Better Than Mashed Potatoes: Garlic-Thyme Hasselback Potatoes

Hasselback potato

Dear Mashed Potatoes,

We’ve been together for a long time now. You’ve stayed with me through the good times as well as the bad — from Thanksgiving dinners to food fights — and you’ve comforted me in ways that only a big bowl of starchy carbs can.

But, I’m older now — and more experienced. I’ve tried other potatoes and I think it’s time for us to go our separate ways. Don’t get me wrong — I DO like you. It’s just that I have to add like an entire stick of butter, tons of garlic, and a heaping handful of grated cheese to really enjoy all of the things that you have to offer.

Some people say that when you get comfortable in a relationship you get lazy. Maybe they’re right — I’m definitely looking for something low-maintenance, something that just ‘works’ without a lot of effort.

When you and I first met, I invested a lot of time into understanding you — I would ask myself questions like, ‘ should I slice the potatoes before I cook them or should I boil them whole?’ or ‘what’s the best tool for mashing the potatoes without overworking them?’ But the more I get to know you, the more I wonder whether all of this special attention is worth it.

You probably already know this but you deserve to hear it directly from me; I’ve been flirting with the Hasselback potato and it’s starting to get serious.

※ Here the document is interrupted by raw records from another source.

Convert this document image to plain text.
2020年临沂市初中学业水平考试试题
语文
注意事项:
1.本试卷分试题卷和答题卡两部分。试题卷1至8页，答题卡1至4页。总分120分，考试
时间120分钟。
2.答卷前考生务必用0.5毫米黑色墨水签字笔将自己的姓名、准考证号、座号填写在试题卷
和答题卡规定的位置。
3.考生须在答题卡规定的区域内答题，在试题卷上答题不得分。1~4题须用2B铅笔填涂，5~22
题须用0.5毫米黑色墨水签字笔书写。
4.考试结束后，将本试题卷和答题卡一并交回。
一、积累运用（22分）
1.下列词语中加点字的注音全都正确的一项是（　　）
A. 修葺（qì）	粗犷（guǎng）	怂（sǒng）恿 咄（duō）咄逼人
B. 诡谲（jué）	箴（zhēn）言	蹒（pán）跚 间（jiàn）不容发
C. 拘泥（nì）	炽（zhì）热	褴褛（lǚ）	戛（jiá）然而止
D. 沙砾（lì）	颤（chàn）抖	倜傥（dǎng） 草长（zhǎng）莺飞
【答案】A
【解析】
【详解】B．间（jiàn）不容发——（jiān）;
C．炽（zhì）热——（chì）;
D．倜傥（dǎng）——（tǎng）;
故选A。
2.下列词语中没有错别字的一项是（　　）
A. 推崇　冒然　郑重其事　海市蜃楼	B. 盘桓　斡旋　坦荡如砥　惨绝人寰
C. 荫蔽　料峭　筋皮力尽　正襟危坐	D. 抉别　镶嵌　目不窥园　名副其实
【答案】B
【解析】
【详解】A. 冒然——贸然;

The Hasselback potato has everything that I’ve been looking for: ease of preparation, a rich flavor that comes from roasting, and a creamy, soft center hidden away underneath a fan of crispy edges. All I have to do is slice the potato, brush it with butter, sprinkle it with salt, and pop it into the oven.How to Make Hasseback potatoesWhat comes out an hour later is sheer perfection.Baked Hasselback potatoI do have to thank you, though; if you weren’t so bland and easily made gummy I would have never had the courage to seek out other potatoes. Ironically, I owe my new-found happiness to you, Mashy.

I know that the timing of this breakup isn’t great (right before a major holiday and all) but I hope that you will take comfort in knowing that it’s not you — it’s me. I hope that we can still be friends. Maybe even see each other once in a while… for old times’ sake.

Take care of yourself.

Love,

Kristie

Garlic-Thyme Hasselback Potatoes

  • Servings: 4
  • Time: 1hr 15mins
  • Difficulty: easy
  • Print

Hasselback potatoIngredients
4 large Yukon Gold potatoes
3 tablespoons unsalted butter, melted, plus more for serving
Salt, to taste
3 tablespoons olive oil
3 cloves garlic, sliced
6-8 sprigs fresh thyme, leaves removed and stems discarded

Directions
Preheat the oven to 425 degrees Fahrenheit. Wash the potatoes and pat them dry with a clean towel.

Make evenly spaced slices in the potatoes without cutting all the way through them.

Then, brush the potatoes with melted butter on all sides (including the bottom). Use a pastry brush to spread butter into each of the slits in the potatoes. Sprinkle the potatoes with salt and place them in a baking dish.

Bake the potatoes for 30 minutes.

Meanwhile, heat the olive oil in a pan. When the oil starts to shimmer, add the sliced garlic and fry until golden brown. Drain the garlic on a paper towel.

After the potatoes have baked for 30 minutes, brush them with the remaining butter. Sprinkle more salt on the potatoes and return them to the oven.

Bake the potatoes for another 15-30 minutes, depending on their size. The potatoes are done when they are tender in the center and the slices are crisp and browned.

Serve the potatoes immediately, topped with a pat of butter (optional), fried garlic slices, and fresh thyme leaves.